Speaking on Newsmax TV, Bacevich, a professor of history and international relations at Boston University, said the focus on Benghazi has been disproportionate.

He said that military resources could have been deployed faster, potentially saving lives, but given the number of Americans stationed around the world, it’s difficult to have an appropriate level of assets that might be needed everywhere.

“It’s a great big world. U.S. military resources are, as great as they are, nonetheless limited,” said Bacevich. “So it’s a little bit silly to think that whenever something bad happens anywhere that we’re supposed to have AC-130 gunships hovering over the scene of the activity.

“It’s not surprising that we didn’t have the assets in place and it’s unrealistic to think that the military is always going to have the assets in place to deal with a contingency.
“Let us remember that on 9/11, when we had the assault on our homeland, not in Benghazi but in Manhattan, the Pentagon wasn’t able to respond.”

Speaking on America’s drone program, Bacevich said the program is significant because it illustrates a dramatic shift in the United States’ approach to warfare.

“(Obama’s) predecessor thought it was a grand idea to invade and occupy countries and that produced disastrous results. Now President Obama has decided that using drones as an instrument of assassination is a lower risk of continuing what we used to call the global war on terror and to include Americans on that list,” Bacevich said.

He calls the shift “constitutionally disastrous.”

“The claims that some form of due process is being exercised . . . those claims are completely bogus and the whole notion of (drones) as a way to deal with whatever threat is posed by violent Islamism is strategically suspect because it doesn’t necessarily lead anywhere,” Bacevich said.

“There’s no clear indication of how many people we’re going to be able to kill and have to kill before we say ‘OK, the job’s done. The mission’s complete.’”

Bacevich believes more review of the drone program is needed, although he’s skeptical that additional Congressional oversight would accomplish the goal.

“These days, when Congress gets involved, almost inevitably, the results are less productive. But there does need to be some kind of oversight. The notion that the President of the United States should exercise the authority consulting only with his advisors and that the president should have the authority to kill Americans on his own is exceedingly dangerous.”

For drones to be an effective part of U.S. military strategy, Bacevich believes they need to be used in a broader context to support a clear strategy. He believes Obama counterterrorism chief John Brennan, who has been nominated to succeed Leon Panetta as CIA chief, should have to answer additional questions on the drone program.

“The real question here that ought to be directed to people like Mr.
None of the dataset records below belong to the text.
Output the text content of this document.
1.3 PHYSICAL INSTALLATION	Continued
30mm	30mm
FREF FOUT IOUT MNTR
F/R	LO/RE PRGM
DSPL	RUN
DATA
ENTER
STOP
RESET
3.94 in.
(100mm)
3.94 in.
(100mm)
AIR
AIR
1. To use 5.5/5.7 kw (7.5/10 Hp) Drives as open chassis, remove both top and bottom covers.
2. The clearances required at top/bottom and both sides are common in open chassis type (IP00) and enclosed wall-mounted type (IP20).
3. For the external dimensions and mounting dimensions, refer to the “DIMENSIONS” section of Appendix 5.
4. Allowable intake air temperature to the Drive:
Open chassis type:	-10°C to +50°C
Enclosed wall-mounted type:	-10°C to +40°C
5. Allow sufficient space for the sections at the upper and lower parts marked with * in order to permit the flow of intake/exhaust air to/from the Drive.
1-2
Brennan is to explain the strategic framework in which these attacks are being carried out. There needs to be some other purpose other than simply knocking off bad guys one at a time,” Bacevich said.
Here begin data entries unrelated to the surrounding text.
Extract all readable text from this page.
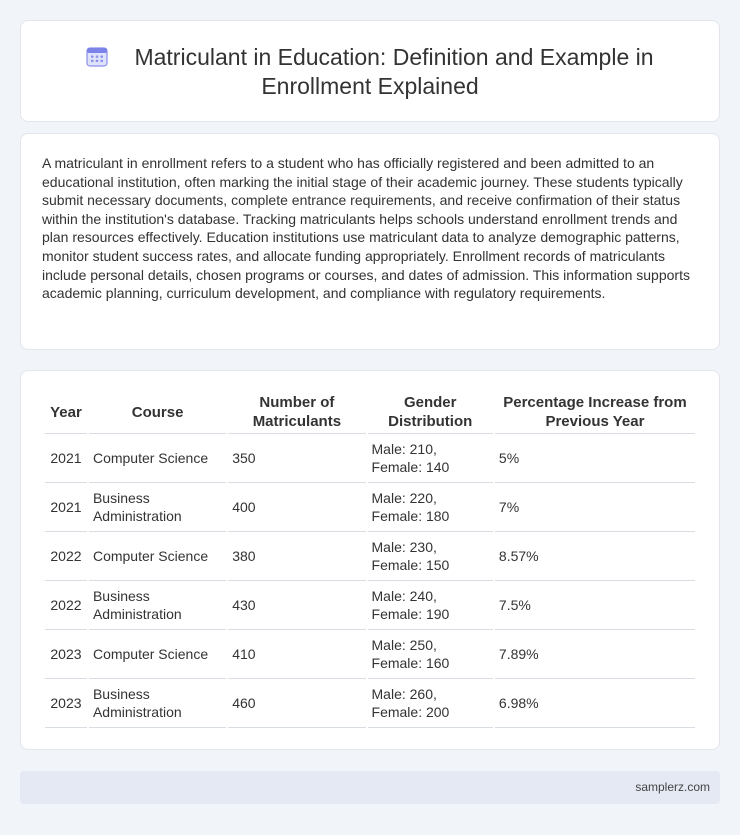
Matriculant in Education: Definition and Example in
Enrollment Explained

A matriculant in enrollment refers to a student who has officially registered and been admitted to an educational institution, often marking the initial stage of their academic journey. These students typically submit necessary documents, complete entrance requirements, and receive confirmation of their status within the institution's database. Tracking matriculants helps schools understand enrollment trends and plan resources effectively. Education institutions use matriculant data to analyze demographic patterns, monitor student success rates, and allocate funding appropriately. Enrollment records of matriculants include personal details, chosen programs or courses, and dates of admission. This information supports academic planning, curriculum development, and compliance with regulatory requirements.

Year	Course	Number of Matriculants	Gender Distribution	Percentage Increase from Previous Year
2021	Computer Science	350	Male: 210, Female: 140	5%
2021	Business Administration	400	Male: 220, Female: 180	7%
2022	Computer Science	380	Male: 230, Female: 150	8.57%
2022	Business Administration	430	Male: 240, Female: 190	7.5%
2023	Computer Science	410	Male: 250, Female: 160	7.89%
2023	Business Administration	460	Male: 260, Female: 200	6.98%
samplerz.com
Concerning the potential defense budget cuts that could come if sequestration kicks in, Bacevich believes the impact has been overestimated.

“There’s a lot of posturing going on by the Pentagon to make it sound as if it’s going to be disastrous. It’s not $1.2 trillion in cuts in the present year, but cuts that are spread over the next decade or so,” he said. “The fact of the matter is the Pentagon has grown enormously fast over the past decade and given the Iraq War is over and Afghanistan is heading to a conclusion, they’re going to have to cut back and need to find ways to do it in a responsible way.”

When asked whether Brennan and Chuck Hagel, Obama’s pick for defense secretary, should be confirmed, Bacevich said he believes a president should be able to pick his own team and those nominees should be confirmed unless there’s a pattern of personal misconduct or a record of criminal activity.

“There’s nothing about either of these guys that somehow puts them — even with the charges made against Hagel — outside the mainstream of U.S. national security thinking,” Bacevich said.

“There are both, in fact, very conventional figures. I say that acknowledging that Hagel may have a certain reluctance about committing U.S. ground troops. But it’s not as if he’s some kind of crazy, left-wing peacenik.”